手数料負けのリスクがゼロであり、チャージのルートを工夫するだけで手堅くポイントを稼ぐことができます。(※ただし、多くのスマホ決済は「1回30万円まで」という支払い上限がある点にはご注意ください)
私の利用しているルートをご紹介します。
楽天ペイルート(1.6%還元狙い)
最終的に「楽天ペイ」の請求書払いで税金を支払いますが、そこに行き着くまでのチャージルートを工夫します。

- クレジット/デビットカード(私は楽天銀行デビット)→「JAL Pay」へチャージ。
- さらに、「JAL Pay」→「ANA Pay」へチャージ。
- そこから「楽天Edy」へチャージ。
- 楽天Edyから「楽天キャッシュ」へチャージを繋ぐ。
- 楽天キャッシュを使って、楽天ペイで税金を支払う。
このルートは強力ですが、「楽天Edyから楽天キャッシュへのチャージは月10万円まで」という制限があります。納付書が届いてから慌てて準備しても間に合いません。税金ラッシュに向けて、毎月コツコツ10万円ずつチャージしておくのが手取り最大化のコツです。また、楽天証券の投資信託積立投資(5万円まで)にも利用できるため汎用性が高いです。
※注意:ポイント還元率や各Payへのチャージ仕様は、予告なく変更(改悪)されることがよくあります。実際にチャージを行う前には、必ず各公式サイト等で最新のルールをご確認ください。
【注意】「車検が近い!」自動車税は絶対にオンライン決済するな
最後に、5月に支払う「自動車税・軽自動車税」に関する重要な注意点です。
自動車税を払ってから数週間以内に車検を受ける予定の人は、スマホ決済もクレカも使わないほうがいいかもしれません。
現在、車検を受ける場合「紙の納税証明書(領収印)」の提示は原則不要となっており、システム上で納税確認が行われるようです。しかし、eL-QRなどのオンライン決済で支払った場合、自治体のシステムに納付情報が反映されるまでに、2〜3週間程度のタイムラグが発生します。
つまり、払った直後に車検場に行っても「未納」扱いになってしまい、車検を通せないというトラブルが起きるのです。
直近で車検を控えている人は、ポイ活は潔く諦めて、大人しくコンビニや金融機関の窓口に納付書を持ち込みましょう。その場で現金(またはセブンイレブンでnanaco払い、ファミリマートでファミペイ等の対応電子マネー)で支払い、領収印の押された「紙の納税証明書」をもらうのが、最も確実でトラブルのない方法です。
まとめ
今回は、私の失敗談を踏まえた税金のお得な支払い方法について解説しました。おさらいすると以下の3点です。

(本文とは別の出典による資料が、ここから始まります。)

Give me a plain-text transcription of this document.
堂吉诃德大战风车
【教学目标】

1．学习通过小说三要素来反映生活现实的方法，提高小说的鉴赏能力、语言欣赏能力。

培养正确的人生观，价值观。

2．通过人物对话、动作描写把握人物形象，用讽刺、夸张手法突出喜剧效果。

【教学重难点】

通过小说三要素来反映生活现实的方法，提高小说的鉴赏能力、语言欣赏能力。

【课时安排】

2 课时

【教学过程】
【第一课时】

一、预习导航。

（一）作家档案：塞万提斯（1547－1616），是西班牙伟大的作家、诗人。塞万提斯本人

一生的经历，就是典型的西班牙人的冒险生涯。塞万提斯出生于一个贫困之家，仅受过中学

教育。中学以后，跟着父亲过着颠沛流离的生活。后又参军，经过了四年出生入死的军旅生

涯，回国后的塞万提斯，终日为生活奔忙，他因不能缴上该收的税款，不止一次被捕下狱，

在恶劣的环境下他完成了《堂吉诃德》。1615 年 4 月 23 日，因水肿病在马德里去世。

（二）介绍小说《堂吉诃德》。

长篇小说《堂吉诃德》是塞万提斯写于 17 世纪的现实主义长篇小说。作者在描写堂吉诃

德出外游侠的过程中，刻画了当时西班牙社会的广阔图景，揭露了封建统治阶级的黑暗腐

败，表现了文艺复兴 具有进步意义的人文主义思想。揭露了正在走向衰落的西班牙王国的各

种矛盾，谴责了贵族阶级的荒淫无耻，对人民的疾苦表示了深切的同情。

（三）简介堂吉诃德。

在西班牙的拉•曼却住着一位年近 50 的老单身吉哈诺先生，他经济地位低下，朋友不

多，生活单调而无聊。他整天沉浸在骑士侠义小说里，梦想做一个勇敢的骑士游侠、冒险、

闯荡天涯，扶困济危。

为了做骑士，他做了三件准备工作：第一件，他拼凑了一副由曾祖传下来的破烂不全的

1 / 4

- eL-QRはサイトに行かず、○○Payアプリから直接スキャンする(私の失敗を繰り返さないで!)。
- クレカ納付は「1円オーバー」で手数料負けする階段状の罠があるため非推奨。
- 手数料無料の「スマホ決済(楽天ペイなど)」で手堅く還元を狙うのが最強。
必ず支払わなければいけないのであれば、無駄な手数料を回避して確実にもらえるポイントを回収する。この「1円を笑わない堅実な守り」こそが、豊かなFIRE生活を長続きさせる秘訣だと思います。